Budgets produce financial targets, not executable business plans
The outdated aspect of this tradition lies not in the setting of goals but in the static, line-by-line planning of financials, set in stone for the entire fiscal year. But the nature of businesses is dynamic.
Will your cost budget still be valid in the event of a revenue underachievement? Most likely no.
Will your planned Engineering team lead from last November’s hiring plan still be approved under these circumstances? Most likely not.
Will your cost center structure remain static across the year? Unclear - but the overall Revenue and EBITDA targets most likely yes.
Static plans just illustrate one way of achieving your north star (P&L; rule of 40, EBITDA) - nobody cares about it with more available information.
Why do financial plans not get updated on a constant basis with Actuals and changing variables?
it consumes a lot of time to update each cost item line by line
it costs alignment with stakeholders + dozens of spreadsheets
A New Paradigm to Planning: Real-Time Reforecasting
The solution is not to discard the budget, but to transform it.
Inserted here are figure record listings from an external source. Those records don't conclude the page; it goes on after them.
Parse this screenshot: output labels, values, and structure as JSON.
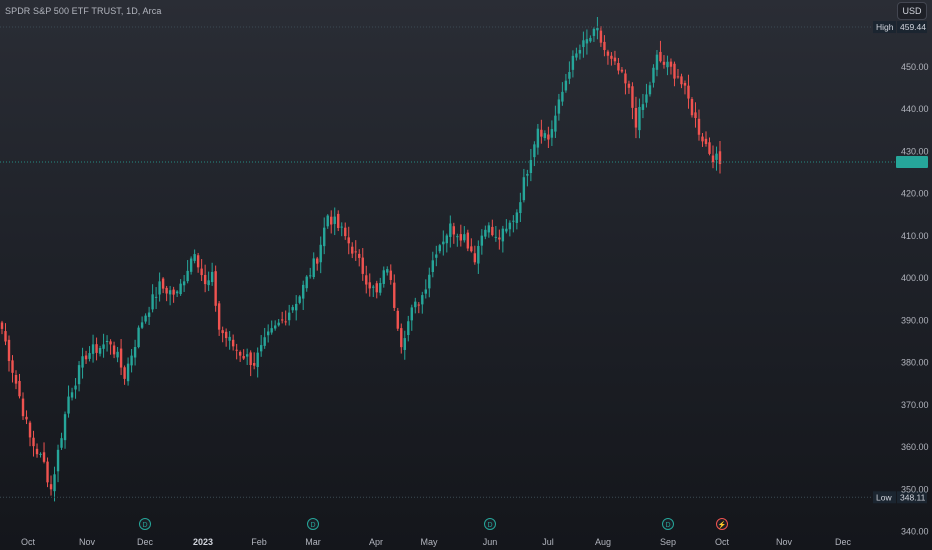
{
  "header": {
    "title": "SPDR S&P 500 ETF TRUST, 1D, Arca",
    "currency": "USD"
  },
  "colors": {
    "up": "#26a69a",
    "down": "#ef5350",
    "grid": "#2a2e39",
    "axis_text": "#b2b5be",
    "accent": "#26a69a"
  },
  "markers": [
    {
      "label": "D",
      "type": "dividend",
      "x_label": "Dec",
      "icon": "dividend-icon"
    },
    {
      "label": "D",
      "type": "dividend",
      "x_label": "Mar",
      "icon": "dividend-icon"
    },
    {
      "label": "D",
      "type": "dividend",
      "x_label": "Jun",
      "icon": "dividend-icon"
    },
    {
      "label": "D",
      "type": "dividend",
      "x_label": "Sep",
      "icon": "dividend-icon"
    },
    {
      "label": "⚡",
      "type": "event",
      "x_label": "Oct",
      "icon": "lightning-icon"
    }
  ],
  "chart_data": {
    "type": "candlestick",
    "title": "SPDR S&P 500 ETF TRUST, 1D, Arca",
    "x_ticks": [
      "Oct",
      "Nov",
      "Dec",
      "2023",
      "Feb",
      "Mar",
      "Apr",
      "May",
      "Jun",
      "Jul",
      "Aug",
      "Sep",
      "Oct",
      "Nov",
      "Dec"
    ],
    "y_ticks": [
      340,
      350,
      360,
      370,
      380,
      390,
      400,
      410,
      420,
      430,
      440,
      450
    ],
    "ylim": [
      338,
      463
    ],
    "high": {
      "label": "High",
      "value": "459.44"
    },
    "low": {
      "label": "Low",
      "value": "348.11"
    },
    "last_price": 427.5,
    "anchors": [
      [
        0,
        388
      ],
      [
        5,
        372
      ],
      [
        8,
        362
      ],
      [
        12,
        356
      ],
      [
        14,
        350
      ],
      [
        19,
        372
      ],
      [
        24,
        382
      ],
      [
        31,
        385
      ],
      [
        35,
        377
      ],
      [
        40,
        390
      ],
      [
        45,
        398
      ],
      [
        50,
        396
      ],
      [
        55,
        407
      ],
      [
        58,
        398
      ],
      [
        60,
        400
      ],
      [
        62,
        388
      ],
      [
        67,
        383
      ],
      [
        72,
        380
      ],
      [
        76,
        386
      ],
      [
        80,
        390
      ],
      [
        85,
        396
      ],
      [
        90,
        405
      ],
      [
        93,
        415
      ],
      [
        97,
        411
      ],
      [
        100,
        407
      ],
      [
        104,
        400
      ],
      [
        107,
        396
      ],
      [
        110,
        403
      ],
      [
        114,
        385
      ],
      [
        117,
        392
      ],
      [
        120,
        396
      ],
      [
        124,
        407
      ],
      [
        128,
        412
      ],
      [
        132,
        410
      ],
      [
        135,
        405
      ],
      [
        138,
        413
      ],
      [
        141,
        409
      ],
      [
        144,
        411
      ],
      [
        147,
        416
      ],
      [
        150,
        426
      ],
      [
        153,
        436
      ],
      [
        156,
        433
      ],
      [
        159,
        441
      ],
      [
        162,
        450
      ],
      [
        165,
        454
      ],
      [
        168,
        457
      ],
      [
        170,
        458
      ],
      [
        173,
        452
      ],
      [
        176,
        449
      ],
      [
        179,
        444
      ],
      [
        181,
        437
      ],
      [
        184,
        443
      ],
      [
        187,
        452
      ],
      [
        190,
        450
      ],
      [
        193,
        448
      ],
      [
        196,
        442
      ],
      [
        199,
        435
      ],
      [
        202,
        430
      ],
      [
        205,
        427
      ]
    ]
  }
}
Let your budget set the course, but embrace the power of real-time reforecasting and collaboration to make planning dynamic. This approach allows businesses to adapt their financial strategies with the agility required in today's fast-paced world.
Here is an example:
CTO needs a senior engineer instead of Jr. Engineer that was listed in the budget plan
He files a new approval request
first, People team approves from a hiring & org design perspective
second, Finance approves that there is budget
After approval, requisition gets directly pushed into the ATS
People has transparency on which positions should be hired
Finance has transparency on cost impact
Leaders have transparency on how they perform against their budget
Instead of several spreadsheets, leaders, Finance & People Team collaborate in one platform with user-level-access rights and a built in approval process.
Leveraging Technology for Situational Adaptiveness
The advent of integrated software solutions has demolished the barriers to real-time financial agility. These tools offer seamless updates to financial forecasts, enabling businesses to respond to changes with unprecedented speed. Collaboration on data and access controls further streamlines the planning process, ensuring that every part of the organization is synchronized in real-time.
This technological leap is not merely about efficiency; it's a fundamental shift in how businesses view their finance function. Finance becomes more than a mere custodian of numbers; it transforms into a strategic partner, equipped with real-time insights to guide decision-making at the highest levels.
Finance: From Gatekeeper to Navigator
In embracing real-time business planning, the role of finance evolves. Instead of comparing line item Actuals vs. Budget, it should support leaders in realising their updated plans, while staying within budget.
Let’s reimagine the situation above from the CTO.
Instead of rejecting approval because a Senior Engineer should be hired, they should outline ways for the CTO to make this hire, while maintaining costs.
It moves beyond data collection and processing to become a navigator, interpreting the vast seas of data to chart the course ahead. This partnership between finance and the broader business is not just beneficial; it's essential for survival in an era where adaptability is synonymous with success.
Conclusion: The Inevitable Evolution
The transition from annual planning to real-time business planning is not just a trend; it's an evolutionary step in the maturation of business practices. As we navigate the complexities of the modern business environment, the ability to adapt in real-time is not merely an advantage; it's a necessity.